Flush With Cash, Arab Royals Pave Path Of Modernity

Named Crown Prince last February at age 25, Hamdan is chairman of the Dubai Executive Council and engaged in Dubai Cares, a charity aimed at children's development. A modern monarch with a taste for the traditional, he set a world record when he paid a sale price of $2.7 million for a prized camel at a camel beauty pageant.

"He supports camel racing, camel competitions, camel beauty contests -- it's part of supporting our culture," said Sultan Al Qassimi, a writer and businessmen in nearby Sharjah who belongs to one of the UAE's royal families.

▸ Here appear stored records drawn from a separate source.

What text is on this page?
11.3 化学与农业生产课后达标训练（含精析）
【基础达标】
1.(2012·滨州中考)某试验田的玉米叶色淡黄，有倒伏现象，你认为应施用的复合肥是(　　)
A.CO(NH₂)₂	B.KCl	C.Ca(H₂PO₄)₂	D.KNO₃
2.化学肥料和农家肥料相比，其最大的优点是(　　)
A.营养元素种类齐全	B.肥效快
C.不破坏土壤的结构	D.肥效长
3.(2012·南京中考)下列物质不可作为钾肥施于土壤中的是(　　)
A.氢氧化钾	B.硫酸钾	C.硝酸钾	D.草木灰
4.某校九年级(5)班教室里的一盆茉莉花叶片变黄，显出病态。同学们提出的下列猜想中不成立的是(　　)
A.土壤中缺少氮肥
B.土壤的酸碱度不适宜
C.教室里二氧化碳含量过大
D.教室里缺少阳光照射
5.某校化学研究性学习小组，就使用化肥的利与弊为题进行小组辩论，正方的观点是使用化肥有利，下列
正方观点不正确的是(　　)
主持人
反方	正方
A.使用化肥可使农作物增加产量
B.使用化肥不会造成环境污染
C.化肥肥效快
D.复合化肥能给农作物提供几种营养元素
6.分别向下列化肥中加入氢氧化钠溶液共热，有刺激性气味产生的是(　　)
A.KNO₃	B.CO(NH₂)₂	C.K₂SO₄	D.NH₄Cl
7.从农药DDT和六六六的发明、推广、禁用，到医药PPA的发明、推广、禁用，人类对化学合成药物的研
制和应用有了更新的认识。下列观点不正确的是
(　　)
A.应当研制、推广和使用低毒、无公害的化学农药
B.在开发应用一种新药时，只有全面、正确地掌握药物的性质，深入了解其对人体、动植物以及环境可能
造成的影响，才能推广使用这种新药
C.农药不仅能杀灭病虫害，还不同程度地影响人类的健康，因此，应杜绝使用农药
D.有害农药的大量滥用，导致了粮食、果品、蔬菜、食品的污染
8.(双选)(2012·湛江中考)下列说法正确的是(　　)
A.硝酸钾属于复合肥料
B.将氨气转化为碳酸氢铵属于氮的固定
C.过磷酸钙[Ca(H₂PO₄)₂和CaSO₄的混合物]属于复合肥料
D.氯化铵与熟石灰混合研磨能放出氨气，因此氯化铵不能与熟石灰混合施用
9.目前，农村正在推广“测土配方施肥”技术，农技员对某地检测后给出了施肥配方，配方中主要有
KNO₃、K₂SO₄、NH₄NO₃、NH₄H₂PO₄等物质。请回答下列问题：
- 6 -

"He's not just going for skyscrapers… he was raised in a very traditional way, and we're very happy with that," Al Qassimi, said. "For example, he supports the Emirati tradition of 'yola,' a dance that young people do. The dance was dead until Sheikh Hamdan revived it. It had faded in our Playstation generation."

Arab People Get a Voice With Royalty

Mohammad Al Rahma, a citizen of Dubai, says the fact that Gulf monarchs maintain traditions like the majlis, an open sitting in which rulers hear directly from their citizens, keeps the royals and their subjects connected.

"The culture does not have a power distance. There's a majlis culture, where they hear our requests in an open forum… the ruler or deputy ruler will have a certain time of day when the court is open. You can bring your requests, you can even go just to say hi. You might not go to him with every small request. But you still interact with him in a normal way," said Al Rahma, 28, who works at Dubai's International Financial Center.

"We don't feel there's a barrier between the people and the ruling family, especially the young generation," he added. "We don't find many bodyguards around them, they network and interact freely."

Aside from Hamdan, only one other Gulf royal made it to the Forbes hot list: his sister, Sheikha Maitha. A black-belt beauty, she's a karate champion who took home a silver medal in the 2006 Asian Games. At age 28, Maitha went to this summer's Olympic games in Beijing to compete in Taekwondo, the first Emirati woman to compete in the Olympics. As her country's flag bearer, she helmed the national team as it marched into the Bird's Nest stadium.

"We're very proud as a UAE citizen, an Arab and a Muslim to see Sheikha Maitha carrying the flag," Ibrahim Abdul Malik, the country's Olympic Committee chief said in August.

"Even though most of the other competitors were men, it projects internally and externally that a woman can take a role in leadership," Al Qassimi told ABC News, noting that women hold a number of high posts in federal government. The first woman to hold a cabinet post, Sheikha Lubna Al Qasimi, is a royal from Sharjah currently serving as the UAE's Minister of Economy.

Women Play Role in Public Life

Elsewhere in the Gulf, royal women are taking advantage of 21st century openness and opportunity.  Qatar's Sheikha Mayassa plays an active public role, heading the Qatar Foundation's "Reach Out to Asia" initiative, aimed at disaster relief and supporting the UN's Millennium Development Goals.